A: The dosage varies depending on the age of the patient and the condition being treated. For adults with depression, the starting dose is typically 75 mg per day, gradually increased to 150-200 mg/day. For children with enuresis, the starting dose is 25 mg at bedtime. Elderly patients should start at a lower dose (10 mg/day) and increase gradually.

Q2: What are the common side effects of Imipramine?

A: Common side effects include dry mouth, blurred vision, constipation, urinary retention, drowsiness, dizziness, and headache.

Q3: What are the serious side effects of Imipramine?

A: Serious side effects, although rare, include seizures, cardiac arrhythmias, orthostatic hypotension, and serotonin syndrome. Immediate medical attention is required if these occur.

Q4: What are the contraindications for Imipramine?

A: Imipramine is contraindicated in patients with a hypersensitivity to the drug, recent myocardial infarction, concomitant MAOI use, or severe hepatic impairment.

Q5: What are the drug interactions associated with Imipramine?

A: Imipramine interacts with MAOIs (risk of hypertensive crisis), CYP450 inhibitors/inducers (altered drug levels), CNS depressants (increased sedation), and anticholinergics (additive effects).

Q6: Can Imipramine be used during pregnancy and breastfeeding?

A: Imipramine should be used with caution during pregnancy and breastfeeding. The risks and benefits should be carefully weighed. The drug is excreted in breast milk, potentially causing adverse effects in infants.

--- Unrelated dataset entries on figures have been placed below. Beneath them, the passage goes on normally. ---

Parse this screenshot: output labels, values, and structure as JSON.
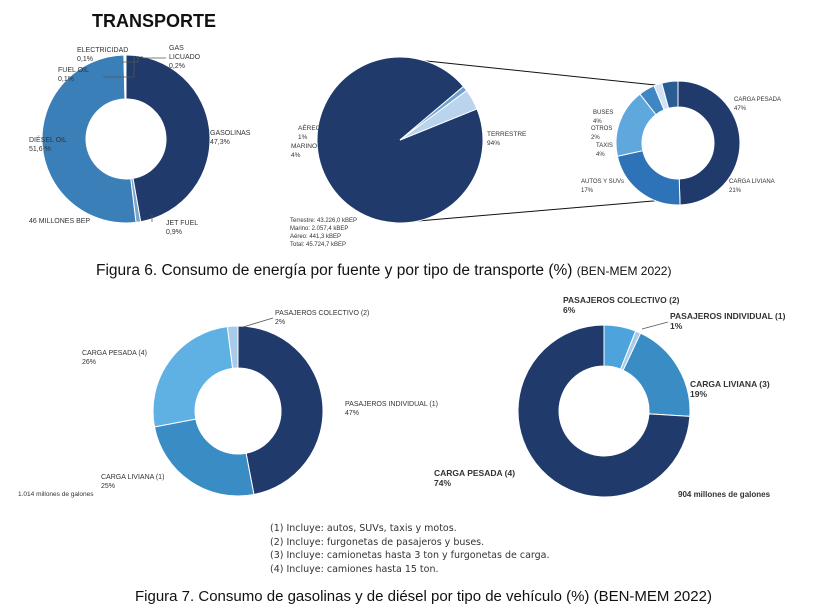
{
  "header": {
    "title": "TRANSPORTE"
  },
  "figure6": {
    "caption": "Figura 6. Consumo de energía por fuente y por tipo de transporte (%)",
    "source": "(BEN-MEM 2022)"
  },
  "figure7": {
    "caption": "Figura 7. Consumo de gasolinas y de diésel por tipo de vehículo (%) (BEN-MEM 2022)"
  },
  "notes": [
    "(1) Incluye: autos, SUVs, taxis y motos.",
    "(2) Incluye: furgonetas de pasajeros y buses.",
    "(3) Incluye: camionetas hasta 3 ton y furgonetas de carga.",
    "(4) Incluye: camiones hasta 15 ton."
  ],
  "chart_data": [
    {
      "type": "pie",
      "subtype": "donut",
      "total_label": "46 MILLONES BEP",
      "slices": [
        {
          "name": "GASOLINAS",
          "value": 47.3,
          "label": "47,3%",
          "color": "#1f3a6b"
        },
        {
          "name": "JET FUEL",
          "value": 0.9,
          "label": "0,9%",
          "color": "#7da3cf"
        },
        {
          "name": "DIÉSEL OIL",
          "value": 51.6,
          "label": "51,6 %",
          "color": "#3a7fb8"
        },
        {
          "name": "FUEL OIL",
          "value": 0.1,
          "label": "0,1%",
          "color": "#6fa3d1"
        },
        {
          "name": "ELECTRICIDAD",
          "value": 0.1,
          "label": "0,1%",
          "color": "#9cc1e3"
        },
        {
          "name": "GAS LICUADO",
          "value": 0.2,
          "label": "0,2%",
          "color": "#b9d4ec"
        }
      ]
    },
    {
      "type": "pie",
      "subtype": "pie",
      "slices": [
        {
          "name": "TERRESTRE",
          "value": 94,
          "label": "94%",
          "color": "#1f3a6b"
        },
        {
          "name": "AÉREO",
          "value": 1,
          "label": "1%",
          "color": "#6fa3d1"
        },
        {
          "name": "MARINO",
          "value": 4,
          "label": "4%",
          "color": "#b9d4ec"
        }
      ],
      "totals": [
        "Terrestre: 43.226,0 kBEP",
        "Marino: 2.057,4 kBEP",
        "Aéreo: 441,3 kBEP",
        "Total: 45.724,7 kBEP"
      ]
    },
    {
      "type": "pie",
      "subtype": "donut",
      "slices": [
        {
          "name": "CARGA PESADA",
          "value": 47,
          "label": "47%",
          "color": "#1f3a6b"
        },
        {
          "name": "CARGA LIVIANA",
          "value": 21,
          "label": "21%",
          "color": "#2e73b8"
        },
        {
          "name": "AUTOS Y SUVs",
          "value": 17,
          "label": "17%",
          "color": "#5fa8dd"
        },
        {
          "name": "TAXIS",
          "value": 4,
          "label": "4%",
          "color": "#3f86c2"
        },
        {
          "name": "OTROS",
          "value": 2,
          "label": "2%",
          "color": "#cfe3f4"
        },
        {
          "name": "BUSES",
          "value": 4,
          "label": "4%",
          "color": "#2a5d94"
        }
      ]
    },
    {
      "type": "pie",
      "subtype": "donut",
      "total_label": "1.014 millones de  galones",
      "slices": [
        {
          "name": "PASAJEROS INDIVIDUAL (1)",
          "value": 47,
          "label": "47%",
          "color": "#1f3a6b"
        },
        {
          "name": "CARGA LIVIANA (1)",
          "value": 25,
          "label": "25%",
          "color": "#3a8cc4"
        },
        {
          "name": "CARGA PESADA (4)",
          "value": 26,
          "label": "26%",
          "color": "#5fb0e3"
        },
        {
          "name": "PASAJEROS COLECTIVO (2)",
          "value": 2,
          "label": "2%",
          "color": "#a9cbea"
        }
      ]
    },
    {
      "type": "pie",
      "subtype": "donut",
      "total_label": "904 millones de galones",
      "slices": [
        {
          "name": "PASAJEROS COLECTIVO (2)",
          "value": 6,
          "label": "6%",
          "color": "#4da3dc"
        },
        {
          "name": "PASAJEROS INDIVIDUAL (1)",
          "value": 1,
          "label": "1%",
          "color": "#a9cbea"
        },
        {
          "name": "CARGA LIVIANA (3)",
          "value": 19,
          "label": "19%",
          "color": "#3a8cc4"
        },
        {
          "name": "CARGA PESADA (4)",
          "value": 74,
          "label": "74%",
          "color": "#1f3a6b"
        }
      ]
    }
  ]
}
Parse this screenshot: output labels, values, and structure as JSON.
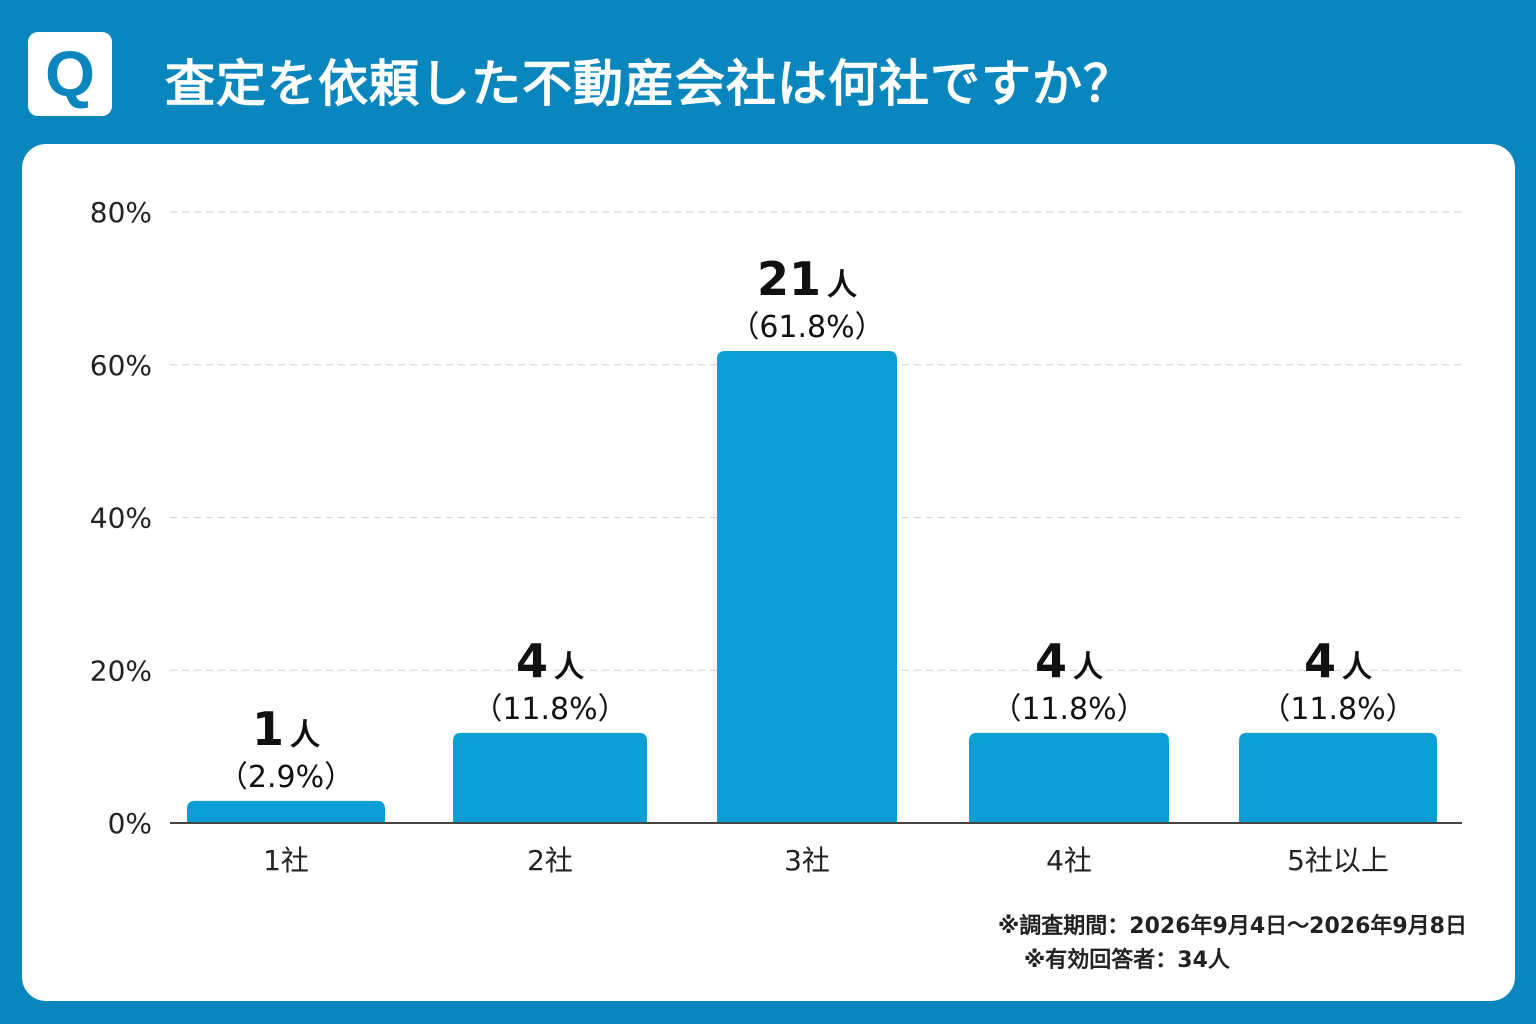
{
  "header": {
    "badge": "Q",
    "title": "査定を依頼した不動産会社は何社ですか？"
  },
  "notes": {
    "period": "※調査期間：2026年9月4日〜2026年9月8日",
    "respondents": "※有効回答者：34人"
  },
  "colors": {
    "background": "#0a86bf",
    "bar": "#0b9ed4",
    "text": "#222222"
  },
  "chart_data": {
    "type": "bar",
    "categories": [
      "1社",
      "2社",
      "3社",
      "4社",
      "5社以上"
    ],
    "values": [
      2.9,
      11.8,
      61.8,
      11.8,
      11.8
    ],
    "counts": [
      "1",
      "4",
      "21",
      "4",
      "4"
    ],
    "count_unit": "人",
    "percent_labels": [
      "（2.9%）",
      "（11.8%）",
      "（61.8%）",
      "（11.8%）",
      "（11.8%）"
    ],
    "yticks": [
      "0%",
      "20%",
      "40%",
      "60%",
      "80%"
    ],
    "ylim": [
      0,
      80
    ],
    "grid": true
  }
}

Q7: How long does it take for Imipramine to start working for depression?

A: The antidepressant effects of Imipramine may not be fully apparent for 2-4 weeks, even at an optimal dose.

Q8: What should patients know about taking Imipramine?

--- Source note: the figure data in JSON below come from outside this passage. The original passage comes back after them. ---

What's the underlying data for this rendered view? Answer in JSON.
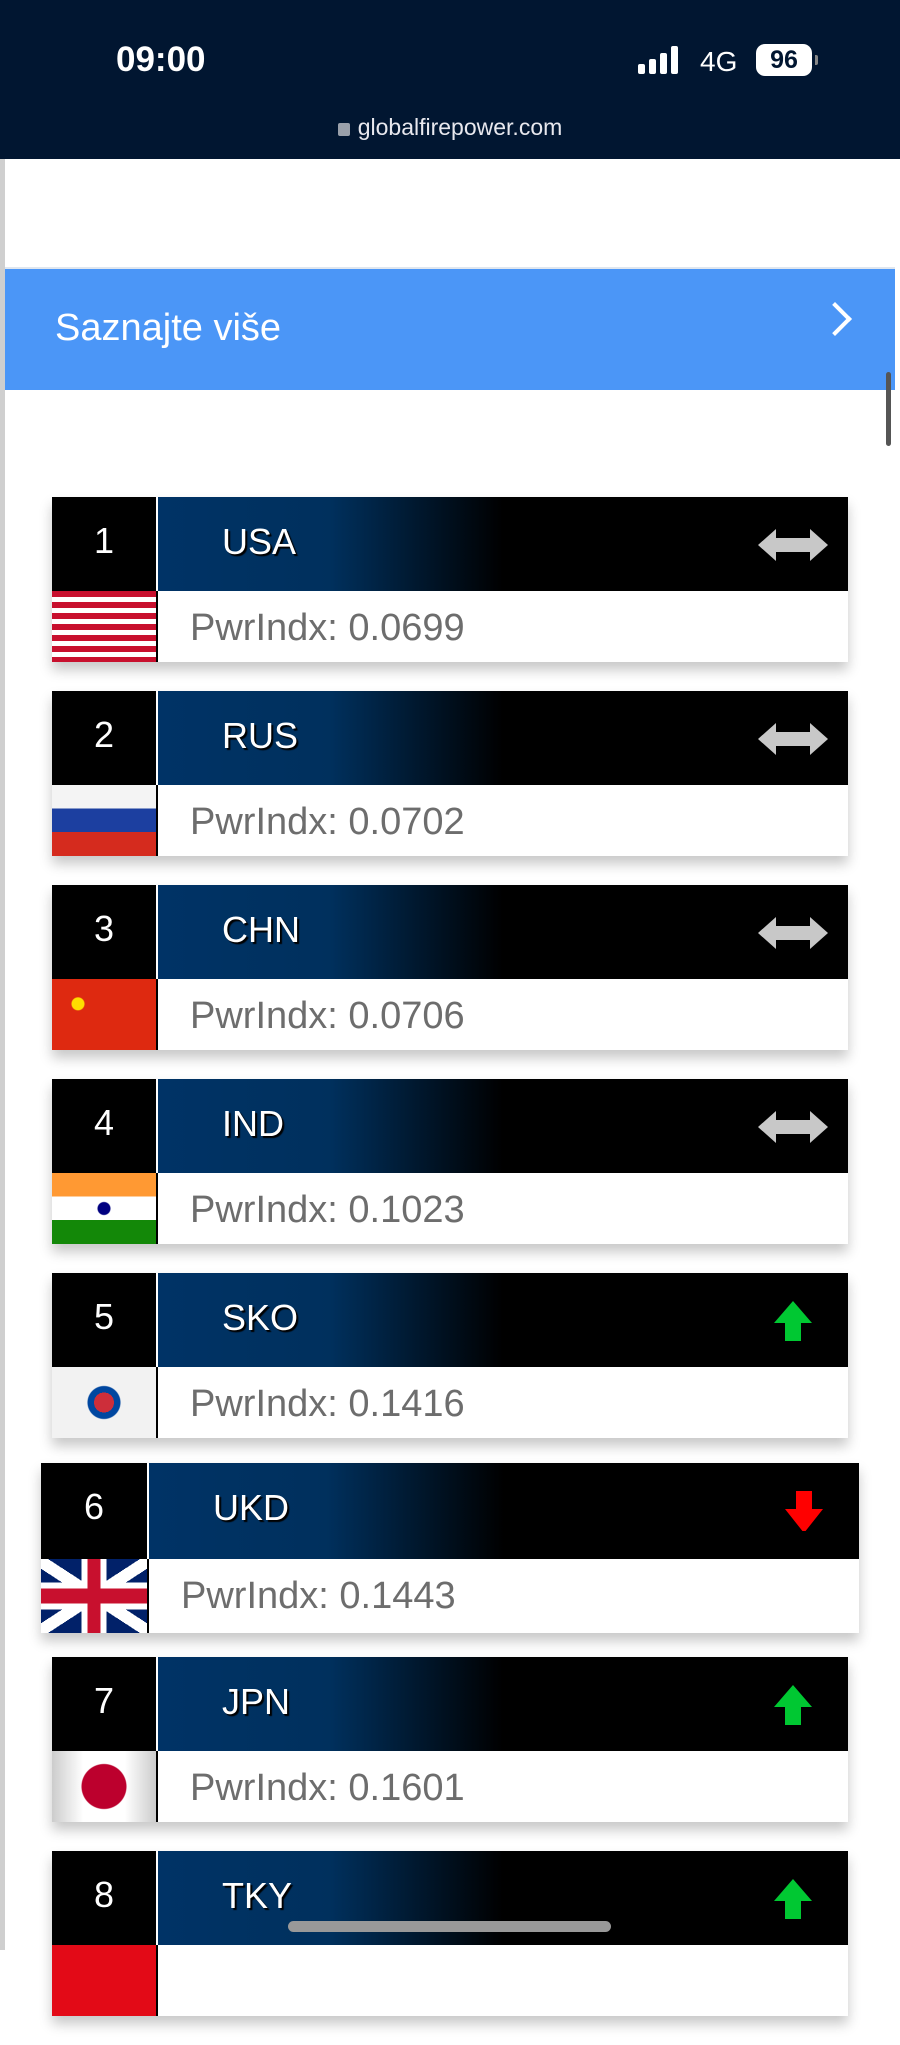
{
  "status_bar": {
    "time": "09:00",
    "network": "4G",
    "battery": "96",
    "url": "globalfirepower.com"
  },
  "banner": {
    "label": "Saznajte više"
  },
  "colors": {
    "header_bg": "#011631",
    "banner": "#4b96f7",
    "up": "#00c832",
    "down": "#ff0000",
    "same": "#c8c8c8"
  },
  "rankings": [
    {
      "rank": "1",
      "code": "USA",
      "pwr": "PwrIndx: 0.0699",
      "trend": "same",
      "flag": "usa"
    },
    {
      "rank": "2",
      "code": "RUS",
      "pwr": "PwrIndx: 0.0702",
      "trend": "same",
      "flag": "rus"
    },
    {
      "rank": "3",
      "code": "CHN",
      "pwr": "PwrIndx: 0.0706",
      "trend": "same",
      "flag": "chn"
    },
    {
      "rank": "4",
      "code": "IND",
      "pwr": "PwrIndx: 0.1023",
      "trend": "same",
      "flag": "ind"
    },
    {
      "rank": "5",
      "code": "SKO",
      "pwr": "PwrIndx: 0.1416",
      "trend": "up",
      "flag": "sko"
    },
    {
      "rank": "6",
      "code": "UKD",
      "pwr": "PwrIndx: 0.1443",
      "trend": "down",
      "flag": "ukd"
    },
    {
      "rank": "7",
      "code": "JPN",
      "pwr": "PwrIndx: 0.1601",
      "trend": "up",
      "flag": "jpn"
    },
    {
      "rank": "8",
      "code": "TKY",
      "pwr": "",
      "trend": "up",
      "flag": "tky"
    }
  ]
}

A: Patients should be advised about potential side effects, drug interactions, and the importance of adherence to prescribed dosage. They should avoid alcohol and activities requiring alertness until their response to the medication is established. Report any unusual symptoms to their doctor immediately.

Q9: What are the symptoms of Imipramine overdose?

A: Symptoms of overdose can include confusion, agitation, hallucinations, seizures, cardiac arrhythmias, severe hypotension, and coma.

Q10: How is an Imipramine overdose treated?

A: Treatment is symptomatic and supportive. There’s no specific antidote. Management focuses on stabilizing vital signs and preventing further absorption of the drug.